The receding waters have exposed rusting machinery, broken bedsteads, old bottles, tyres, smashed crockery, and even the odd shoe. Brickwork, the stone foundations and doorsteps of dismantled houses can be seen. The Catholic church's staircase and two gateposts have reappeared.
Greg Russell, 82, grew up nearby. Two of his children were baptised in the church. In his youth he went to dances in town on Saturday nights. Wandering among the ruins, dotted with the blackened skeletons of trees, has been an eerie experience.
"It makes me feel nostalgic for a place that doesn't exist any more," said Mr Russell, whose family has farmed sheep and cattle in the area for four generations. "Me and my wife virtually grew up there. To see it like that, it makes us feel sad."
Adaminaby, lying in a valley in southern New South Wales, was flooded as part of the Snowy Mountains hydro-electric scheme, one of the world's biggest civil engineering projects, which employed thousands of post-war European migrants. It took 25 years to complete, and occupies an important place in Australian social history.

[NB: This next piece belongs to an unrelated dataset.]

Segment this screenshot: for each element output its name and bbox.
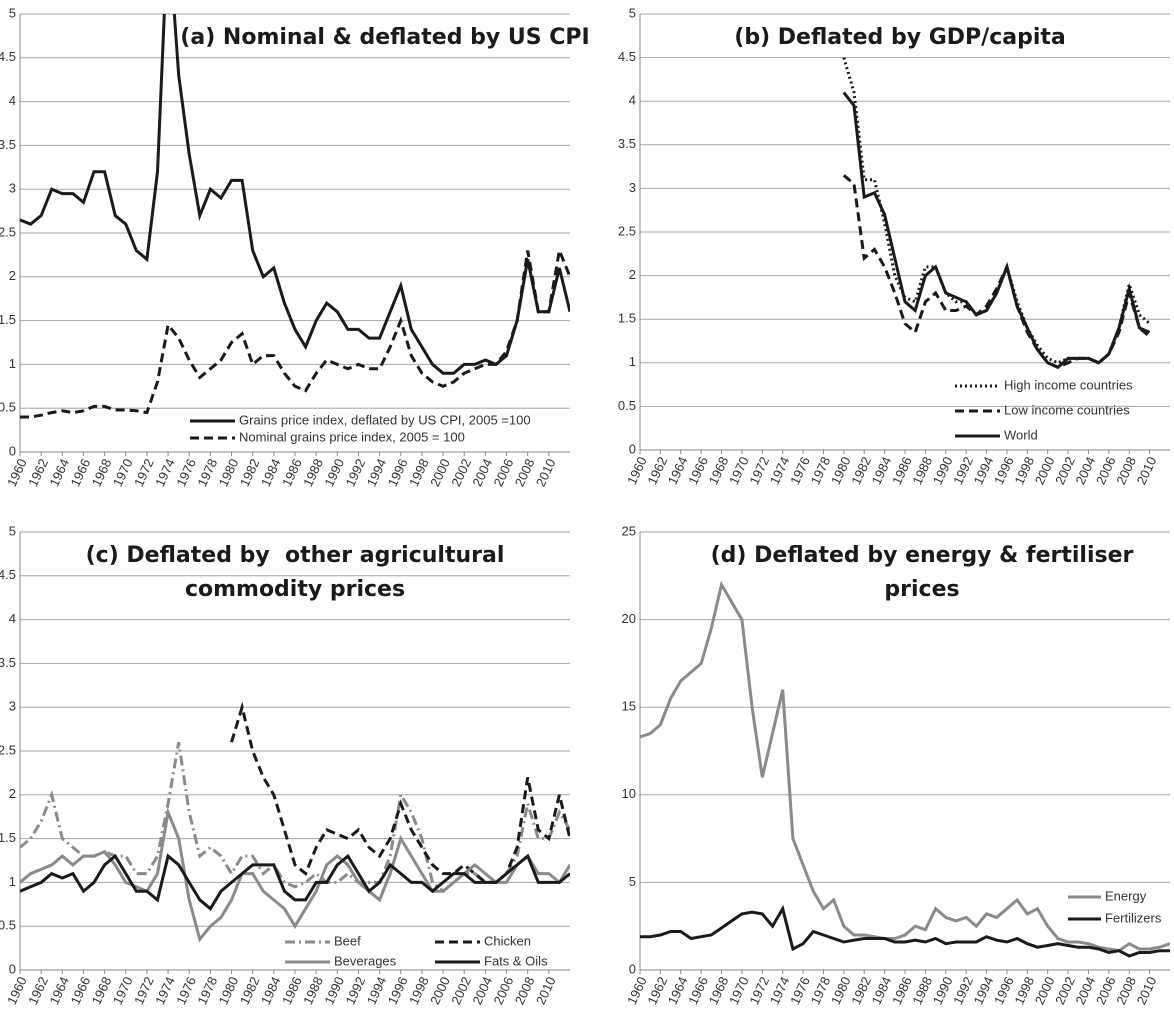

About 100 buildings in Adaminaby were moved, and the rest were knocked down. Another township, Jindabyne, was drowned to create a lake, but the buildings were left standing.
Lake Eucumbene, behind the largest earthen dam in the southern hemisphere, can hold eight times the volume of Sydney Harbour, attracting sailors and trout fishermen. But with Australia in almost permanent drought for five years, it has shrunk to 22 per cent of its capacity. The ruins of Adaminaby have appeared gradually, and are now visible in their entirety.
In the middle of a desert-like landscape lies a marooned yacht. Since the township was exposed, so many scavengers have been drawn there that local authorities have employed security guards.
Leigh Stewart, 76, grew up in Adaminaby. In the 1950s they demolished his house and salvaged the bricks. "It's been interesting to walk round, but there's no sorrow. The saddest thing about the level of the lake is the drought. We need rain."